Тяжелый аромат роз и жасмина смешивался с легким запахом цветов апельсина и базилика. Венки насыщенного зеленого цвета, а также красные, желтые и белые розы были сложены на тележке, которую тянула исхудалая старуха с грязными волосами и обветренной кожей.
Я собиралась фотографировать, но машина продолжала ехать вперед. Затем мы остановились, чтобы Каталина купила розы. Запах сигарет и пота, исходивший от старухи с тележкой, аромат цветов и вонь на дороге ударили мне в нос, и я задержала дыхание, наводя на нее камеру. Она в страхе отступила назад. Моим легким нужен был кислород, и я схватилась за тетю, чтобы она защитила меня исходящим от нее ароматом фиалок. Слишком много запахов!
Тетя Ханна восприняла мой жест как проявление привязанности и погладила меня по горячим от жары щекам.
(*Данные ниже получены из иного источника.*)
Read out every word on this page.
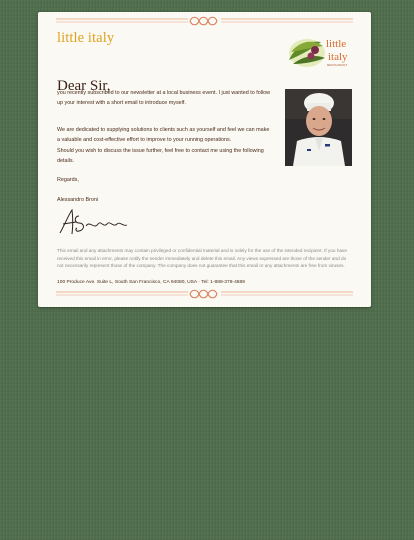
little italy	little
italy
RESTAURANT
Dear Sir,
you recently subscribed to our newsletter at a local business event. I just wanted to follow up your interest with a short email to introduce myself.
We are dedicated to supplying solutions to clients such as yourself and feel we can make a valuable and cost-effective effort to improve to your running operations.
Should you wish to discuss the issue further, feel free to contact me using the following details.
Regards,
Alessandro Broni
This email and any attachments may contain privileged or confidential material and is solely for the use of the intended recipient. If you have received this email in error, please notify the sender immediately and delete this email. Any views expressed are those of the sender and do not necessarily represent those of the company. The company does not guarantee that this email or any attachments are free from viruses.
100 Produce Ave. Suite L, South San Francisco, CA 94080, USA · Tel: 1-888-378-4689
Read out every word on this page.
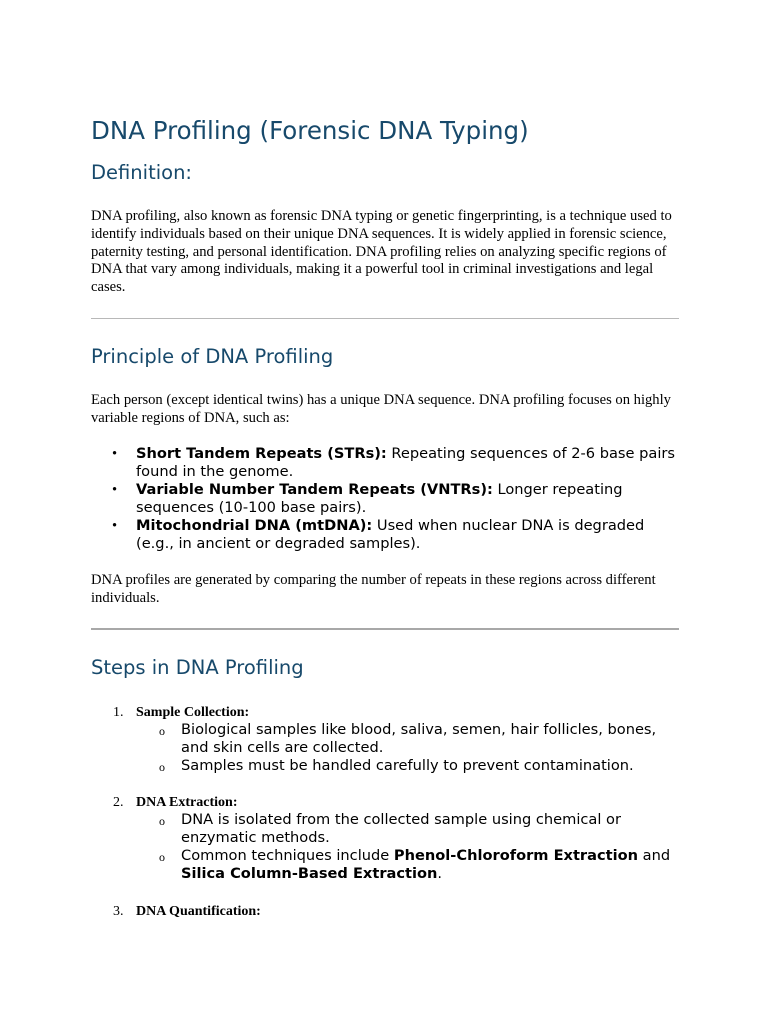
DNA Profiling (Forensic DNA Typing)
Definition:

DNA profiling, also known as forensic DNA typing or genetic fingerprinting, is a technique used to identify individuals based on their unique DNA sequences. It is widely applied in forensic science, paternity testing, and personal identification. DNA profiling relies on analyzing specific regions of DNA that vary among individuals, making it a powerful tool in criminal investigations and legal cases.

Principle of DNA Profiling

Each person (except identical twins) has a unique DNA sequence. DNA profiling focuses on highly variable regions of DNA, such as:

• Short Tandem Repeats (STRs): Repeating sequences of 2-6 base pairs found in the genome.
• Variable Number Tandem Repeats (VNTRs): Longer repeating sequences (10-100 base pairs).
• Mitochondrial DNA (mtDNA): Used when nuclear DNA is degraded (e.g., in ancient or degraded samples).

DNA profiles are generated by comparing the number of repeats in these regions across different individuals.

Steps in DNA Profiling
1. Sample Collection:
o Biological samples like blood, saliva, semen, hair follicles, bones, and skin cells are collected.
o Samples must be handled carefully to prevent contamination.
2. DNA Extraction:
o DNA is isolated from the collected sample using chemical or enzymatic methods.
o Common techniques include Phenol-Chloroform Extraction and Silica Column-Based Extraction.
3. DNA Quantification:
Мама гордилась мной – мной, всегда такой одинокой и отстраненной, проявившей дружелюбие к тому единственному человеку, который оставался связующим звеном с отцом, которого я никогда не знала. Я закрыла глаза и постаралась отпустить себя. Впервые я почувствовала близость с тетей.
Кладбище выглядело как настоящий обнесенный стеной город. Входную арку венчала религиозная скульптура.
– Она символизирует веру, надежду и милосердие, – объяснила Каталина, поймав мой взгляд.
Мы припарковали машину на территории кладбища и вышли, чтобы пройти остаток пути пешком. Каталина несла красные и белые розы, заткнув за ухо веточки базилика.
– Они освежают, – пояснила она.
Видя, что я пытаюсь охватить все вокруг, она стала моим гидом.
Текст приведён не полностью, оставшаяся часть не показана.